Tidak ada respon dari Revan, ia terus memeluk dan mengusap punggung Lenna.
Akhirnya, Revan mengantarkan Lenna kerumah sakit, tidak butuh lama, keduanya telah tiba disebuah rumah sakit yang tidak jauh dari apartementnya
Saat ini, Lenna tengah terbaring diranjang rumah sakit dan Revan dengan setia berdiri disamping ranjang.
Dokter wanita sedang memeriksanya, entah kenapa, tiba-tiba dokter cantik dihadapan mereka mengembangkan senyumnya, membuat Revan dan Lenna mengkerut dahinya heran, keduanya saling berpandangan.
"Ada apa, Dok?" tanya Revan, dengan penuh tanda tanya
"Tidak ada yang perlu dikhawatirkan kok, Bapak, Ibu" ucapan sang dokter membuat keduanya pasangan kekasih gelap itu semakin tidak mengerti, melihat pasiennya yang kebingungan sang dokter tersenyum lalu menjelaskan penyebab tubuh Lenna merasa demam.

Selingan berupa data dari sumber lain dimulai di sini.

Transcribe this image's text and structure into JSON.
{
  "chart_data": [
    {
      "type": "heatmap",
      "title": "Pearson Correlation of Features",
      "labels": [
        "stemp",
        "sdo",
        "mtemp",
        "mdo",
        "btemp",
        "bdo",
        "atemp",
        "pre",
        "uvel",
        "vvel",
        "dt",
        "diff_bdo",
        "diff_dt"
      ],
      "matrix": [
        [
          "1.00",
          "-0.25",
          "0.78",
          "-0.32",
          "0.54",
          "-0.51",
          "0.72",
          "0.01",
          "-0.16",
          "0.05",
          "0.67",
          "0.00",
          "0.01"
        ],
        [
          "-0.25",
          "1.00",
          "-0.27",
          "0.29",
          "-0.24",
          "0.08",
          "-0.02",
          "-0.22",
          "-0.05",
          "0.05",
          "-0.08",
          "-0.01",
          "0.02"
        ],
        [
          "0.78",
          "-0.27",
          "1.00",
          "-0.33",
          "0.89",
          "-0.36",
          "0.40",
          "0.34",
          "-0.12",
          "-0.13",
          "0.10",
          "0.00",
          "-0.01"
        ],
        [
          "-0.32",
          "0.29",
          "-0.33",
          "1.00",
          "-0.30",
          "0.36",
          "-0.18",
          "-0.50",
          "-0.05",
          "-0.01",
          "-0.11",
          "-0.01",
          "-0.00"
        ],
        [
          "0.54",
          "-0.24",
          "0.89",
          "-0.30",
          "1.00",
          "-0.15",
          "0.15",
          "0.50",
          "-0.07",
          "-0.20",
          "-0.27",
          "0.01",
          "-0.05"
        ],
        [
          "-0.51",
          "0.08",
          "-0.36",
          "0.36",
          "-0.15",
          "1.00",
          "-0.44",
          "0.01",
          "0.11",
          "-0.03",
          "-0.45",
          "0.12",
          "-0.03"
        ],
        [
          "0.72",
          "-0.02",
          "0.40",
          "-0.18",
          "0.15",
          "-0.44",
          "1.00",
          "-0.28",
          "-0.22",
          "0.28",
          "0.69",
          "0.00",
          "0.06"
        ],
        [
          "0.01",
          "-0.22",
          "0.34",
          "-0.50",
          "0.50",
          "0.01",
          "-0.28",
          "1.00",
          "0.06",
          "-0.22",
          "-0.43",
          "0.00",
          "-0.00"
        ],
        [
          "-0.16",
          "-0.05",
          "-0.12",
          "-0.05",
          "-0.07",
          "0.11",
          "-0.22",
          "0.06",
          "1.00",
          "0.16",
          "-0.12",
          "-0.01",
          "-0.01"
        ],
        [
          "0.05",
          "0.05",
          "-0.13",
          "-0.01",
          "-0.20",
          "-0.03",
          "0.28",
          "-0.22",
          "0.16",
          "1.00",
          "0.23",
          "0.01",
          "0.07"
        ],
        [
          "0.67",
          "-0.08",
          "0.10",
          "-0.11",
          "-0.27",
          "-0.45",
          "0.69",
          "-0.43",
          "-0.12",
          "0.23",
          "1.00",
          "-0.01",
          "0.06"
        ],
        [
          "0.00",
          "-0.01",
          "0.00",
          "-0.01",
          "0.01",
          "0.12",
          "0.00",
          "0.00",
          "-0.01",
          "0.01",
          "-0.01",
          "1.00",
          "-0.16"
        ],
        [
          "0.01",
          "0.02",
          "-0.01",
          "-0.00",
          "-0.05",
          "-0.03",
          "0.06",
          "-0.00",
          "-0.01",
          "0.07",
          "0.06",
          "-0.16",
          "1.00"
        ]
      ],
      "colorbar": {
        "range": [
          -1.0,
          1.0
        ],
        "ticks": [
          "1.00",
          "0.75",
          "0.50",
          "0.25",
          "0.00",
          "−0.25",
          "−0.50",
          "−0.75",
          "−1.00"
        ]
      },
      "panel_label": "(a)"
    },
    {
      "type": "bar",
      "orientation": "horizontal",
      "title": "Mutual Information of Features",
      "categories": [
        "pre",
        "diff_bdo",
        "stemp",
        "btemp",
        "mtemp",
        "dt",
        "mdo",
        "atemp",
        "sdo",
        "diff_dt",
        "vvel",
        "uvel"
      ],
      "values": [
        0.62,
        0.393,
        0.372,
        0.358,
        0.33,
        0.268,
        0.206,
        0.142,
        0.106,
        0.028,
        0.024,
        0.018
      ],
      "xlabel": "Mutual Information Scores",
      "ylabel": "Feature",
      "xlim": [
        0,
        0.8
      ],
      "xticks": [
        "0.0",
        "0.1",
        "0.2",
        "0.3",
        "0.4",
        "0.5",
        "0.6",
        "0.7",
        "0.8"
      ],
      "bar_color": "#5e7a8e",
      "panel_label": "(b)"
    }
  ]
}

"Ini hanya efek karena Istri Anda sedang mengadung, Pak?"
Kata-kata sang dokter membuat jantung Revan seakan ingin melompat dari tempatnya, Lenna pun tampak syok dengan fakta yang barusan ia dengar
"A-apa, a-aku Ha-hamil, Dok?" ucapnya dengan suara terbata-bata, jika ingin jujur, ia dilanda rasa bahagia. Namun disisi lain ia rundung dilema.
Tangan Revan tampak terkepal erat disamping tubuhnya, ia tidak tahu harus memberikan respon apa tentang kehamilan Lenna yang baru saja ia dengar
Lima menit kemudian, keduanya sudah berada didalam mobil, namun Revan belum menyalakan mesin mobilnya. Revan masih tampak syok dan tidak percaya. Sebab ia tahu betul, setiap penyatuannya dengan Lenna, ia selalu memakai pengaman.

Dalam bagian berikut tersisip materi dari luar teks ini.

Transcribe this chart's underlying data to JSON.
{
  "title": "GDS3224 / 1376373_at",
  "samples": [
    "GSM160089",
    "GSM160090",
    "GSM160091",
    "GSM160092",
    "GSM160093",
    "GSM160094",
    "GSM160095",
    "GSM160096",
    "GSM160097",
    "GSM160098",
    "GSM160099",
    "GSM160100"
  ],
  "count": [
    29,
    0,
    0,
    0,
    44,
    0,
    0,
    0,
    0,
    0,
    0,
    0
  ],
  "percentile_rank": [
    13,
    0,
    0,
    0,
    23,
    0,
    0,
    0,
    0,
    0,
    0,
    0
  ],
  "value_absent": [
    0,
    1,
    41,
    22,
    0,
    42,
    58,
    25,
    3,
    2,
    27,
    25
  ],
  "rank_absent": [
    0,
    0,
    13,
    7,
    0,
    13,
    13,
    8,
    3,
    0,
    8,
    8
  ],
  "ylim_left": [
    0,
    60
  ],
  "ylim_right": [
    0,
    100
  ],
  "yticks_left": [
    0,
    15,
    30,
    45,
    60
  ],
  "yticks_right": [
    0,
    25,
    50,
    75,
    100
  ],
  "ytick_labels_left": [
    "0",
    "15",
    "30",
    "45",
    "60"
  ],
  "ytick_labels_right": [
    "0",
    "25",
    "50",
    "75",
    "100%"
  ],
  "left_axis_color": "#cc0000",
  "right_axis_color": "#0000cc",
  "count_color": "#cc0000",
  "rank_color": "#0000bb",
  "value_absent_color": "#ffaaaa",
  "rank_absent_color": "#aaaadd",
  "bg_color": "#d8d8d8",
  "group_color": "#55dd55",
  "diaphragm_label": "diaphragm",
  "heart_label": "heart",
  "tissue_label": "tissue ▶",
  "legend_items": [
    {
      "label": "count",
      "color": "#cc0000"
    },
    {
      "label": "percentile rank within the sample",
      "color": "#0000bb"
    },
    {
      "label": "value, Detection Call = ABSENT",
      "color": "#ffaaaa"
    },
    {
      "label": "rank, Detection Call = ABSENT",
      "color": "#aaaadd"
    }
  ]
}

"Dengan laki-laki mana saja kamu bercinta" ucap Revan bertanya wajah dinginnya. Pertayaan itu sontak membuat Lenna terkejut dan membulatkan matanya
"A-apa katamu, Mas?" jawab Lenna, tenggorokannya seakan tercekat. "Aku cuma bercinta dengan kamu, Mas? setiap kata ia tekankan
"Bisa-bisanya kamu nuduh aku main gila sama laki-laki lain!" suaranya mulai sedikit meninggi. Ia tidak terima jika Revan menuduhnya seperti itu, namun faktanya ucapan Revan tepat sasaran.
Lenna mulai terisak-isak, ia menutup wajahnya dengan kedua tangannya. Ia mulai bermain drama disini. Seolah-olah ia adalah korban yang sesungguhnya
Helaan nafas panjang Revan terdengar kasar, ia mencoba menenangkan perasaannya. Tidak ingin berlama-lama lagi, segera ia menjalankan mobilnya menuju apartemen dimana Lenna tinggal
Setelah sampai diapartemen, Lenna berjalan cepat menuju kamarnya, lalu merebahkan dirinya diatas ranjang. Ia menangis tersedu-sedu, ia tahu bahwa Revan berada tidak jauh darinya
"Kamu, jahat Mas!" katanya dengan penuh penekanan, wajahnya memerah dan penuh airmata. "Kalau kamu gak mau tanggung jawab, biar aku mati aja" Ia mencoba mengancam Revan
"Gak usah macem-macem, Len. Saat ini kepala pusing. Aku gak tau harus kayak gimana" Jawab Revan berjalan mondar-mandir didalam kamar. ia tampak gusar.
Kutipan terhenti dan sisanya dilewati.